Cooking Background: I feel the need to disclaim a difficulty I foresee in this plan. I feel a compulsive concern right now for others’ perceptions, mostly because some people talked about me behind my back not too long ago, and have ignored my attempts to address this conflict… so my feelings are still hurt.
I am not a kitchen guru, but I’m also not a cooking Padawan, though there are people in my life who see me as both extremes. I’ve cooked. For years. I’ve also not cooked. For years. I don’t think I know everything, so don’t get all, “Katie’s on a kitchen power-trip.” (That’s similar to the thing the people were saying about me).
In all frankness, I’d rather folks not think about me in the kitchen (or really at all in life), because the point of posting these things isn’t to showcase myself. The point is to have fun and display some kitchen whimsy. Recipes are often anxiety-inducing. What if I can’t find the exact right product, or what if my measuring spoons are dirty and I don’t want to wash them????? My idea is to post some things that are the opposite of that. My idea is to help myself and others love cooking, regardless of the outcome.
On that line of thought, like running, the kitchen and life can be ruined by others’ opinions.

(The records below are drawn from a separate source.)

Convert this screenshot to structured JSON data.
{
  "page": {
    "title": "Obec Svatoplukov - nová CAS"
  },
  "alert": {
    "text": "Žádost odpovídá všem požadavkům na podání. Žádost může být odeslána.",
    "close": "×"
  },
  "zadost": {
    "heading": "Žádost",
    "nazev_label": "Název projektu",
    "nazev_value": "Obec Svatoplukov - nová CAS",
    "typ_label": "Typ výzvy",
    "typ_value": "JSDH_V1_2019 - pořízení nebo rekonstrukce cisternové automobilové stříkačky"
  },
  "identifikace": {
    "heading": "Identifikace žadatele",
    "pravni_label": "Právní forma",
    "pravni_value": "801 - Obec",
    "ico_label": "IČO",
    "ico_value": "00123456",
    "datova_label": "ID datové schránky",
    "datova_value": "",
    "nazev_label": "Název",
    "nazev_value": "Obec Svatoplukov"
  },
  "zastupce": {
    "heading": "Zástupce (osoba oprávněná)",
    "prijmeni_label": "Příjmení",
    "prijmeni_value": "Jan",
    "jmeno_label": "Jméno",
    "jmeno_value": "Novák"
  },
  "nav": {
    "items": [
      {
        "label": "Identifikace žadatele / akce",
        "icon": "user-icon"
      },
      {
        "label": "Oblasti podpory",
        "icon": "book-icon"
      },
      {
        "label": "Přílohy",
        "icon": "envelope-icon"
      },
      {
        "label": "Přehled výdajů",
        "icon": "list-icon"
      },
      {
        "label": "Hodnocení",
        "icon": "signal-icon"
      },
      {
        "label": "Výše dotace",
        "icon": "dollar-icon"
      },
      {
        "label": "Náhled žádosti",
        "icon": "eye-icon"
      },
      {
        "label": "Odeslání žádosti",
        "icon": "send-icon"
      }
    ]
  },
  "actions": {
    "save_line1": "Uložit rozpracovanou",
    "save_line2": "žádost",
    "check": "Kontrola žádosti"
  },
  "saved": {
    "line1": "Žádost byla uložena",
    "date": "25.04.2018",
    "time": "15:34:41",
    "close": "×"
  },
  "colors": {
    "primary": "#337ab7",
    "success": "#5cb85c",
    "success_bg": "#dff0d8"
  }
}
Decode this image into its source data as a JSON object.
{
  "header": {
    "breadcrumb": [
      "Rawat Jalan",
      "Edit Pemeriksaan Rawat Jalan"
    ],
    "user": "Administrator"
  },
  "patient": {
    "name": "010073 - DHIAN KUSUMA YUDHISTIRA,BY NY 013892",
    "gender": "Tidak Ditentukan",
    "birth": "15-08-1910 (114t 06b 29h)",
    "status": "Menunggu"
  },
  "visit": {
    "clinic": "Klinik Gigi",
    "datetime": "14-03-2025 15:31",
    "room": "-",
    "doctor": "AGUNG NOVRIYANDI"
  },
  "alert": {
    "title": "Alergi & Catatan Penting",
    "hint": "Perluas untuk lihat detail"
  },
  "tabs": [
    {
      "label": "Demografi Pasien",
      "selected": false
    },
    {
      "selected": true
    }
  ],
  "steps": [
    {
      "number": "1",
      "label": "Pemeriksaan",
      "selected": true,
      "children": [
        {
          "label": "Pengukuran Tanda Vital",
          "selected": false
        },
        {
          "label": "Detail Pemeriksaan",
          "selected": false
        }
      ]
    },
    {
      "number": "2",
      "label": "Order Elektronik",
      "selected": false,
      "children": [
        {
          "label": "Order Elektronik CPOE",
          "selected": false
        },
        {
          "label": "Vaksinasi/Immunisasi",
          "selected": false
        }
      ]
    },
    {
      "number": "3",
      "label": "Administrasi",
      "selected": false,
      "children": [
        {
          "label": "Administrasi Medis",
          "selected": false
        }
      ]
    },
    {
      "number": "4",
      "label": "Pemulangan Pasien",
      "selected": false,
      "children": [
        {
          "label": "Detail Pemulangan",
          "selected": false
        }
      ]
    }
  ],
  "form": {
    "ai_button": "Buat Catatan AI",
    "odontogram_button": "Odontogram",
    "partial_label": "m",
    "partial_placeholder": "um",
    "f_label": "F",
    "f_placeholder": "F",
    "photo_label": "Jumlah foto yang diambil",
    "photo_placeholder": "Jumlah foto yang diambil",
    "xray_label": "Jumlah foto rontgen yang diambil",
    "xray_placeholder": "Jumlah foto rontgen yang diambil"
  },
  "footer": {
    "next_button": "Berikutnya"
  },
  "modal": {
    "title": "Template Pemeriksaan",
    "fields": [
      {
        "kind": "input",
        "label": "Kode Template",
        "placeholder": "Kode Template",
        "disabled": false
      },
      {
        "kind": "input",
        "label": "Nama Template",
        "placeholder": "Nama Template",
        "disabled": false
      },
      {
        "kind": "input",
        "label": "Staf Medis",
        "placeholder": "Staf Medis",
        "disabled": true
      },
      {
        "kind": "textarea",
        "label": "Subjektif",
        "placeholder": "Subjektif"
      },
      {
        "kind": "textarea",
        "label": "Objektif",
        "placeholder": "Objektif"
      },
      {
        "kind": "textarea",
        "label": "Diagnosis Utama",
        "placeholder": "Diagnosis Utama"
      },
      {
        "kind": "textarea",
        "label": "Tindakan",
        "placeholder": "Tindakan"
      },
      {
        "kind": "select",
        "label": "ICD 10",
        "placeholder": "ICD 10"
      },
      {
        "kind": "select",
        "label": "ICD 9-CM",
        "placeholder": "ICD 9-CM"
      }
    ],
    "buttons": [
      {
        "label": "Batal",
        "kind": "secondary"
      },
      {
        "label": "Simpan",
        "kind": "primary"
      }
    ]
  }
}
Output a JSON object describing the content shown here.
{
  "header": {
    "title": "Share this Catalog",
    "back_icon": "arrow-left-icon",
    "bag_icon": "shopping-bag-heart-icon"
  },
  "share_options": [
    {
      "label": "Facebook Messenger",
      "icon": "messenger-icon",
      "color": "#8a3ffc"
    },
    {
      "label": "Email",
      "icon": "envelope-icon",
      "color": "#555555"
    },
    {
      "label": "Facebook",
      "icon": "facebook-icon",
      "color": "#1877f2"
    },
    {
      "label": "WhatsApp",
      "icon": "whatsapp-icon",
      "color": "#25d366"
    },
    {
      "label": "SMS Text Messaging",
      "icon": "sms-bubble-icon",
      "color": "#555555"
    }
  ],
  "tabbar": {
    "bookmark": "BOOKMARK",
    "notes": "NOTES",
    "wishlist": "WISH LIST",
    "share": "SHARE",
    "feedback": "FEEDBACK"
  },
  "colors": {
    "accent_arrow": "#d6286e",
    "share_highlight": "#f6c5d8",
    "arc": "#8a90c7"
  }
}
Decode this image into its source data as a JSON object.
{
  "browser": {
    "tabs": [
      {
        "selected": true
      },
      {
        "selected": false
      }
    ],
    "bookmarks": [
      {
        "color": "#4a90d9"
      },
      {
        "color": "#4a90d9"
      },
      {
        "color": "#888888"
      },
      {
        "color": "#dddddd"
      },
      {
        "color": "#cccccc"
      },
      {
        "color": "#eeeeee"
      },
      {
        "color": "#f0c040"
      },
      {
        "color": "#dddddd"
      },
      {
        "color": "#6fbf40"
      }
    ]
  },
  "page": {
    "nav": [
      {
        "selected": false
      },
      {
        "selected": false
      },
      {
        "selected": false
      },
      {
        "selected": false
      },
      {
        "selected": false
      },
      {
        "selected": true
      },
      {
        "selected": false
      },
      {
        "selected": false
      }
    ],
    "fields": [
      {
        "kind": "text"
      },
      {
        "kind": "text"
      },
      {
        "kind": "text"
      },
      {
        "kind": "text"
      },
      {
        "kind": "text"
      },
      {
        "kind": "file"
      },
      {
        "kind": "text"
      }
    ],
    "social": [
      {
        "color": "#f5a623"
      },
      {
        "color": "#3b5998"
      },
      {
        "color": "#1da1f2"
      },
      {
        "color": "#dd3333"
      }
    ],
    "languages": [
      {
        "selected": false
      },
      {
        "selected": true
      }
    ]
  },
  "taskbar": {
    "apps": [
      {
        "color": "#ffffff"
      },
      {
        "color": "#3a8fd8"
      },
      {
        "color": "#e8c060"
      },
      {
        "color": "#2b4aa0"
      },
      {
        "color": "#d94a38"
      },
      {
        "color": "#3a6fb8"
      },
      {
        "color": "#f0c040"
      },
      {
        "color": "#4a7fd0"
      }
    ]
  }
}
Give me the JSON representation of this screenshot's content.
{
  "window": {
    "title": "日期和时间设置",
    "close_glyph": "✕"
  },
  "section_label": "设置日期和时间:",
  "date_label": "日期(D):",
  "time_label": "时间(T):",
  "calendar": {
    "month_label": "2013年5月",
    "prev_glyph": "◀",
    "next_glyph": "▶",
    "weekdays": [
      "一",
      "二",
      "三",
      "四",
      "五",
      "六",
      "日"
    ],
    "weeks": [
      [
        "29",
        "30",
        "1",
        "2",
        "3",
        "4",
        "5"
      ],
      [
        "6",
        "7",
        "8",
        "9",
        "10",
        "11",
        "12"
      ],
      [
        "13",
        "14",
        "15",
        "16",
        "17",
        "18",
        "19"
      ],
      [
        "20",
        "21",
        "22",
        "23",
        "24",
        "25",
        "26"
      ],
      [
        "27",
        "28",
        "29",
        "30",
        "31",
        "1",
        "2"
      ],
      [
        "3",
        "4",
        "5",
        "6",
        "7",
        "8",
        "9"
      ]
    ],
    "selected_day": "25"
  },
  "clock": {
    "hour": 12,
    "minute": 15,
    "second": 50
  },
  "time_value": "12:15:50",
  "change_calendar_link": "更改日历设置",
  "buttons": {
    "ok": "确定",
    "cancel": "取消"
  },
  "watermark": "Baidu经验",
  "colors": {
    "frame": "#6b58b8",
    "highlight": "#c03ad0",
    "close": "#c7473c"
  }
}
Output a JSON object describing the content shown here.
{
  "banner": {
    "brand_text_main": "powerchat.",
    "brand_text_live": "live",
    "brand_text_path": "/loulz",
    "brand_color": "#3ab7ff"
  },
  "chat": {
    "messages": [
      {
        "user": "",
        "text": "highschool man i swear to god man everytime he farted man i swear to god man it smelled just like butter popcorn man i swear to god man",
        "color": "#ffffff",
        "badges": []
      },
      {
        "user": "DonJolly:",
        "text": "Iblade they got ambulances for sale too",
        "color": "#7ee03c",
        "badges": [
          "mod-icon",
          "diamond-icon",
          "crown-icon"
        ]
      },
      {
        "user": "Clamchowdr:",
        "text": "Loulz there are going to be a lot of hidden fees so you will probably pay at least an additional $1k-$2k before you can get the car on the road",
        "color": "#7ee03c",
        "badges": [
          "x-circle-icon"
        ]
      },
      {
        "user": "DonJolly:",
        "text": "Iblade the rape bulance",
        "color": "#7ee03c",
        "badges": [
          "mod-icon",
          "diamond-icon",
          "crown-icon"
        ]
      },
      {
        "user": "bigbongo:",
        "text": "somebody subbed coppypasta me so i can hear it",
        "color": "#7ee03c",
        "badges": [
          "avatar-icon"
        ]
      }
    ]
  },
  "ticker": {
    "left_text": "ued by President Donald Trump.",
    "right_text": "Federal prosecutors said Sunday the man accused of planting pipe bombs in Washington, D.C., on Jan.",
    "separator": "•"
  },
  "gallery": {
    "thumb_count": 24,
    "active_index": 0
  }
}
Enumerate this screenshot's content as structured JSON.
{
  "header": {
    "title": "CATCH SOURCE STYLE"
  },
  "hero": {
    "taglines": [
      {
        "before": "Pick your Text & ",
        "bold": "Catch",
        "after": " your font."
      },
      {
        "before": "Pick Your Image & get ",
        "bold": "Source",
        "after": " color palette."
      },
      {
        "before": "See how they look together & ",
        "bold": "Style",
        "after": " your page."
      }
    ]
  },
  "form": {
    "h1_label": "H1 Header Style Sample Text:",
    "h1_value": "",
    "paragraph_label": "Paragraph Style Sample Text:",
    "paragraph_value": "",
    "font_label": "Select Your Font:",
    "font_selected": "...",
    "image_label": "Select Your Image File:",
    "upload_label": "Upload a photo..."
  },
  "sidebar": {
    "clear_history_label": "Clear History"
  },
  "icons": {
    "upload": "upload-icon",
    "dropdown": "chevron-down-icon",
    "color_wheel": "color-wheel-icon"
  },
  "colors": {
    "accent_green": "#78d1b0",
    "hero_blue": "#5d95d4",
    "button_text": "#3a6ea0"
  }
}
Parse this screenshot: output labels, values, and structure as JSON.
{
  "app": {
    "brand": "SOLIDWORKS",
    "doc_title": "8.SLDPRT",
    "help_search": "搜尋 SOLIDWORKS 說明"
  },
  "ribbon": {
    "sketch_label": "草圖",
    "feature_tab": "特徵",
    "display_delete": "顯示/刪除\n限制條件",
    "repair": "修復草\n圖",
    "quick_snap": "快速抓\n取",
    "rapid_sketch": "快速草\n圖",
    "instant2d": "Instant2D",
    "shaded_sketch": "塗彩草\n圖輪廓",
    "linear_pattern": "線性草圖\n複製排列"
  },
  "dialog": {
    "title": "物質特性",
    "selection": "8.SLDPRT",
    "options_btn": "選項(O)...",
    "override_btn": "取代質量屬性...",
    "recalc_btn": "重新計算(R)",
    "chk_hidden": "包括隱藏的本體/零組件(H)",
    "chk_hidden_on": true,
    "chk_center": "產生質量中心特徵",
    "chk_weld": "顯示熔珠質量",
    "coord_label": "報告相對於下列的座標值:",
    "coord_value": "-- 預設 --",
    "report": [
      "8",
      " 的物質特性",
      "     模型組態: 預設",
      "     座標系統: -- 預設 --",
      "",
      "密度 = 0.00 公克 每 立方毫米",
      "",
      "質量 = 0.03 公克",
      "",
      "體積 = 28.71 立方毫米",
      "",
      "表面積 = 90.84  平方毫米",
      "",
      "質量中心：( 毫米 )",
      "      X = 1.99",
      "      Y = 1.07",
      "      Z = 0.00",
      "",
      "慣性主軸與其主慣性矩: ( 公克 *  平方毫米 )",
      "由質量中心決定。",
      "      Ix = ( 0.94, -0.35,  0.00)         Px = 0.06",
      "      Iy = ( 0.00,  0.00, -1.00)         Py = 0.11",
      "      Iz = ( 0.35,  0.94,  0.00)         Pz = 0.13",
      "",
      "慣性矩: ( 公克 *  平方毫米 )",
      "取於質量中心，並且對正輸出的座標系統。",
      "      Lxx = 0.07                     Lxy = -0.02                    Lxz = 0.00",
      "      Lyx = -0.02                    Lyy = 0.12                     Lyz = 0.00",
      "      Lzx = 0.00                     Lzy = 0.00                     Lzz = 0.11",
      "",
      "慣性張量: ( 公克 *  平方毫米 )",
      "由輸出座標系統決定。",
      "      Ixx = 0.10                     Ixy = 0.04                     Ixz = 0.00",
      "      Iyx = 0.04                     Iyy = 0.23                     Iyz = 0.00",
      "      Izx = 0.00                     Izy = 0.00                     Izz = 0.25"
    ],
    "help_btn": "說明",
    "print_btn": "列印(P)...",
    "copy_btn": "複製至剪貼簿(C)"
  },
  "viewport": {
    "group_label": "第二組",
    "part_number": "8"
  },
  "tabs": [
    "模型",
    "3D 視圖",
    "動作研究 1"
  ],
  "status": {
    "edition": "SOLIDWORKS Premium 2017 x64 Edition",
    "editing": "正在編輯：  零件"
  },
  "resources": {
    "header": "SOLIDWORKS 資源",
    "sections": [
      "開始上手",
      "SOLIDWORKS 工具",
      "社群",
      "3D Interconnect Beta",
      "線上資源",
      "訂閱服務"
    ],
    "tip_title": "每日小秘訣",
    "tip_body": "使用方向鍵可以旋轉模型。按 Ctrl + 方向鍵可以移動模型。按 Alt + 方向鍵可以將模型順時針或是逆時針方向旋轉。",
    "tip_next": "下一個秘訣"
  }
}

According to The Cool Impossible (written by somebody whose name I can’t remember at the moment), “The hardest thing in the world is for a runner to run at her own pace when she knows someone is watching.” Cooking and running and life shouldn’t be about the opinions of others.
That said, I’ve been cooking a ton lately, and I care a lot about food right now. I don’t currently have much of an income, so I’m cooking to save $. I purchased the Thug Kitchen Cookbook, which is miraculous in the accessibility it provides to vegan cooking. Everyone should own it. Also, I’m becoming more vegetarian/vegan ish… though not fully either vegetarian or vegan yet.
To support my new cooking habit, I started doing the Bountiful Basket thing, which I’m enjoying immensely. All of that is where this post finds its origins: several people have asked me if I’m capable of using an entire Bountiful Basket, and how I go about cooking it all.
True Answer: I haven’t ever found a limit to how much I could eat, so I’m definitely capable of eating an entire basket. However – and don’t judge – using the entire thing isn’t particularly high on my list of priorities.
My Personal Philosophy on the Basket: I want to use most of what’s in the basket, and I want to experiment. A little waste doesn’t bother me.
My Personal Philosophy on Cooking: I don’t think cooking or eating should be stressful or even structured. Cooking to me is art. It’s creative. It’s relaxing. It’s fulfilling. I consult recipes rather than following them; Shasta once said that I’m really difficult to cook with because I basically do what I want in the kitchen. I eyeball or completely reject measurement recommendations. I usually feel like my hand is a much better measuring device than spoons or cups. I substitute what I have or desire for what’s “supposed” to be included in a recipe.
So… Idea: I’ve decided to start a series in which I combat the Instagram by posting real pictures of things I cook… without much explanation of anything, and without discarding 82 photos before getting a beautiful one that’s post-able. Sometimes the pictures will be blurry. Sometimes the food will turn out bad. It’s okay.
I’m going to call the series Picture Book Kitchen.